Raising capital for startup companies also requires a big effort. Choosing the right investors that respect/support your vision, that you can imagine working with and can help isn’t an easy task even in the best of times.
And once you make this decision, the company hires lawyers and the investor hires lawyers, documents get drawn up and legal fees start building.
We would rather these startups spend less time and money in the documents and contracts and more time focused on building their business.
And we want our own actions to be consistent with this objective.
In recent years our firm and several others have taken efforts to simplify our seed and Series A legal documents. It has been a good thing and improved efficiency.
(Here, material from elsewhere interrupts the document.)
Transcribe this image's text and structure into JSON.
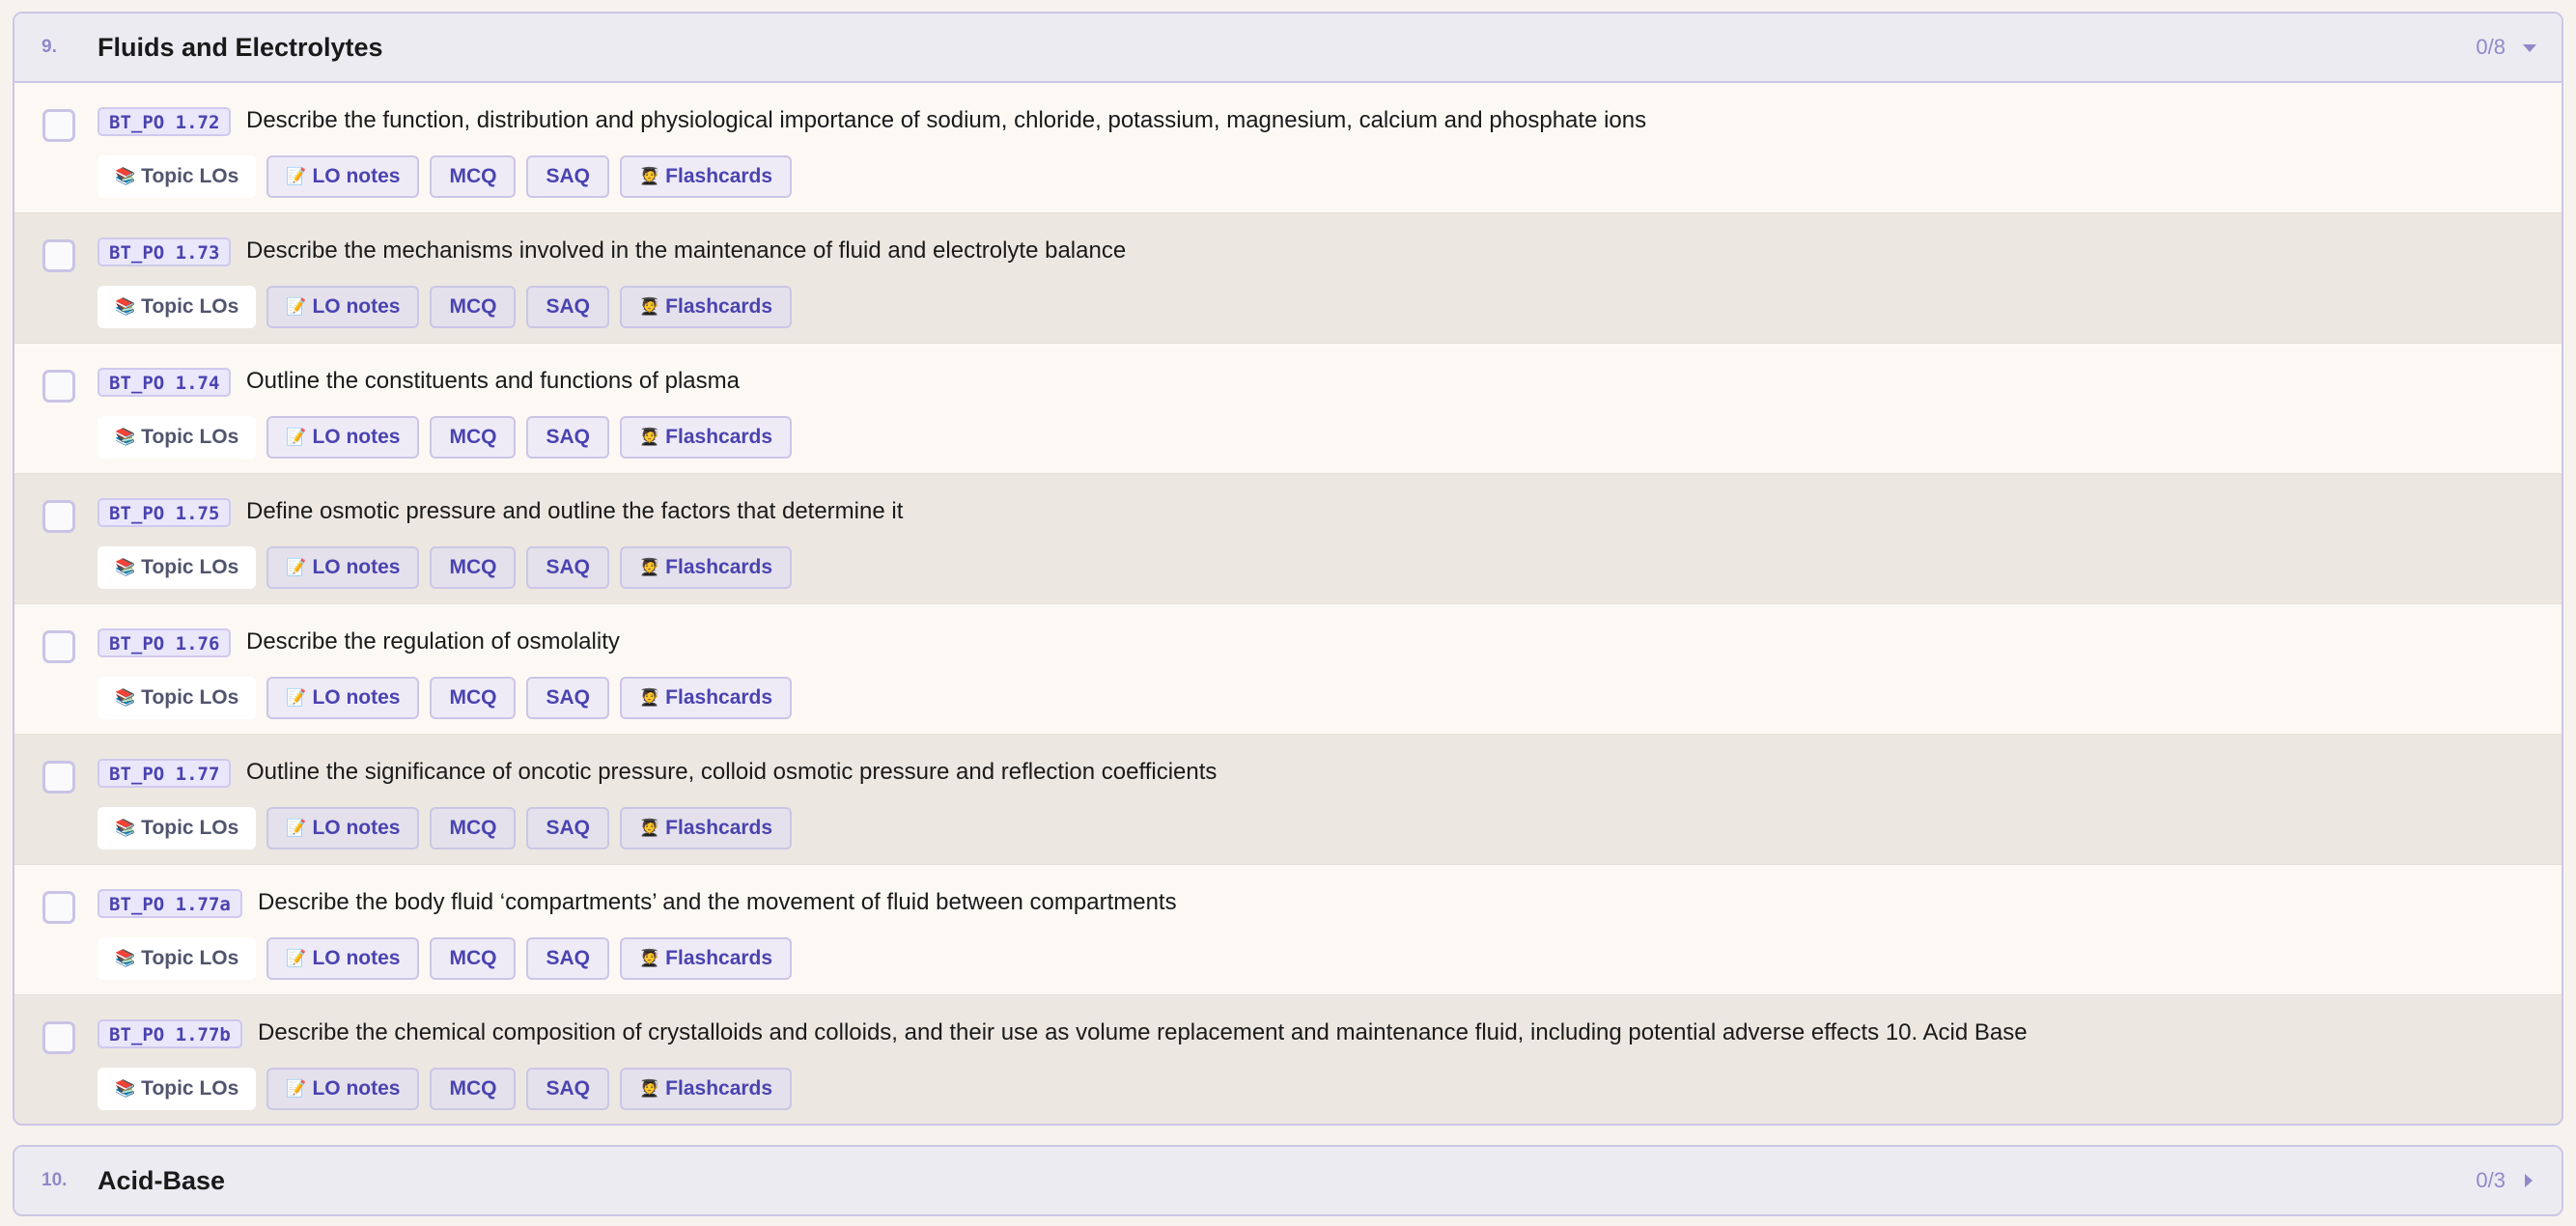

But we would like to do more to align our interests with founders.
For as long as I can recall, both as an entrepreneur and a vc, startups have been asked to pay their investors legal expenses related to their investment. Whether the company raises $500k or $5MM it has become “standard” that the company foots the investors legal bill.
I didn’t understand it then and I still don’t get it now.
Starting today we would like to change that.
My partners and I at Spark Capitalare going to pay our own legal fees at the earliest days of the company up to a cap of $25k going forward. If this cap lasts a few rounds even better. The only fine print we can think of is if there are multiple co investors we would ask them to pay their own way as well. If not than we wil just pay our pro rata.
We would rather see this money go towards better uses and continue our efforts to align ourselves with the founders that risk it all every single day.